Certains patients peuvent se voir proposer des injections de toxine botulique ou Botox®, dans les muscles du visage non-paralysés, pour équilibrer les expressions faciales et donner un petit coup de pouce à la rééducation. Ces injections seront à répéter environ tous les 6 mois et sont prises en charge par l’Assurance maladie.
Côté chirurgie, des reconstructions du nerf facial peuvent être envisagées, souvent en même temps que l’intervention destinée à retirer la tumeur cancéreuse. « Plusieurs types de reconstruction sont possibles. À Gustave Roussy par exemple, les chirurgiens reconstructeurs utilisent des lambeaux libres avec nerf vascularisé », explique Alice Guyon. « On peut par la suite proposer certaines chirurgies reconstructrices à plus long terme en cas d’échec ou de résultats insuffisants de la rééducation, comme une myoplastie d’allongement du muscle temporal pour améliorer le sourire. Tout est à discuter en fonction du cas avec un chirurgien spécialiste. »

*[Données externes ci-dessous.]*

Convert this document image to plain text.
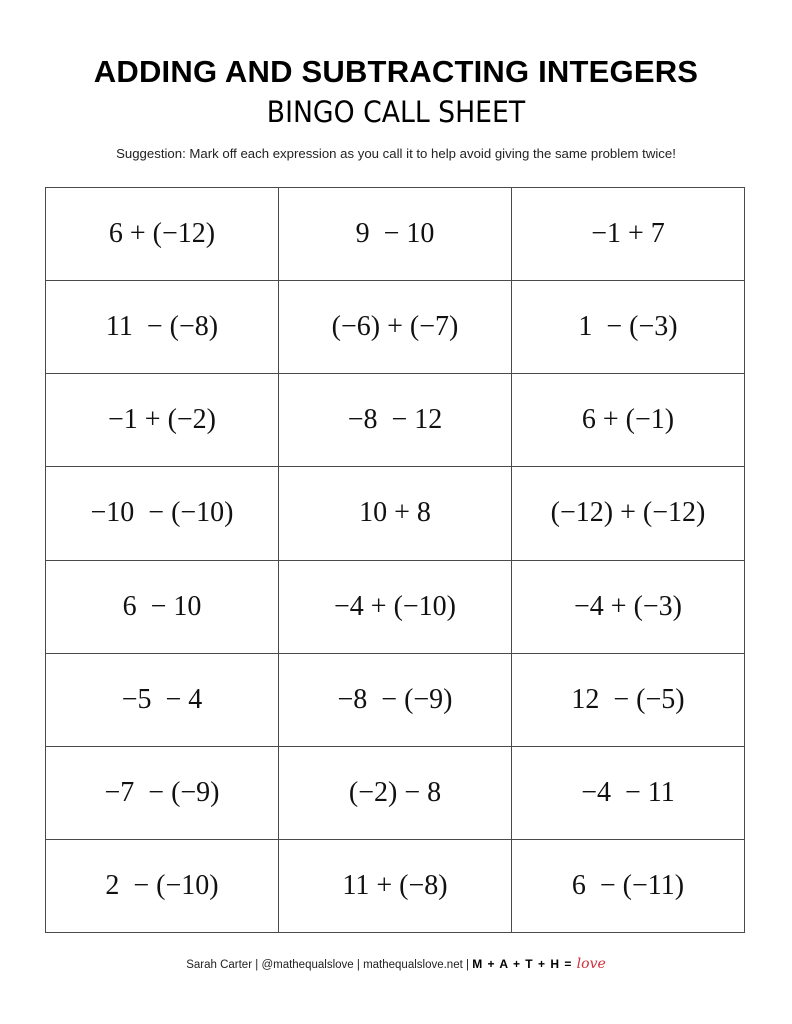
ADDING AND SUBTRACTING INTEGERS
BINGO CALL SHEET
Suggestion: Mark off each expression as you call it to help avoid giving the same problem twice!
6 + (−12)	9  − 10	−1 + 7
11  − (−8)	(−6) + (−7)	1  − (−3)
−1 + (−2)	−8  − 12	6 + (−1)
−10  − (−10)	10 + 8	(−12) + (−12)
6  − 10	−4 + (−10)	−4 + (−3)
−5  − 4	−8  − (−9)	12  − (−5)
−7  − (−9)	(−2) − 8	−4  − 11
2  − (−10)	11 + (−8)	6  − (−11)
Sarah Carter | @mathequalslove | mathequalslove.net | M + A + T + H = love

« Des reconstructions du nerf facial peuvent être envisagées, souvent en même temps que l’intervention destinée à retirer la tumeur cancéreuse. »
Peut-on espérer une récupération totale ?
Dans certains cas oui, cela dépend de nombreux facteurs : origine de la paralysie faciale, section totale du nerf ou dissection à proximité, reconstruction ou non, délai de mise en place de la rééducation… Parmi les symptômes qui peuvent subsister, les expertes mentionnent :
- Une paralysie faciale résiduelle avec potentiellement des mouvements involontaires et des contractures.
- Une articulation moins claire, moins fluide.
- Une incapacité à fermer complètement les paupières qui peut entraîner une sécheresse oculaire, une irritation, une vision floue ou double, des difficultés à contrôler les mouvements des muscles oculaires, mais aussi des pathologies oculaires plus graves comme une atteinte de la cornée.
- Des difficultés pour rassembler le bol alimentaire dans le cas de paralysies faciales périphériques sévères. La nourriture mastiquée reste disséminée dans le sillon entre la joue et la gencive. Ces stases endo-buccales peuvent causer des fausses routes secondaires, des morsures internes et des écoulement de salive très invalidants.
« Le but de la prise en charge orthophonique est que les symptômes restent temporaires et disparaissent entièrement au bout de quelques semaines à quelques mois »
Vers qui se tourner pour remédier à une paralysie faciale ?
Le suivi doit être assuré par un orthophoniste ou un kinésithérapeute. Veillez à vous adresser à un spécialiste formé et habitué à prendre en charge les paralysies faciales périphériques.
La rééducation nécessite un suivi hebdomadaire au départ, puisque le but est de former le patient aux bons gestes, aux bons massages. Au bout de quelques mois, les rendez-vous s’espacent et cessent après disparition des symptômes ou quand les améliorations sont jugées suffisantes.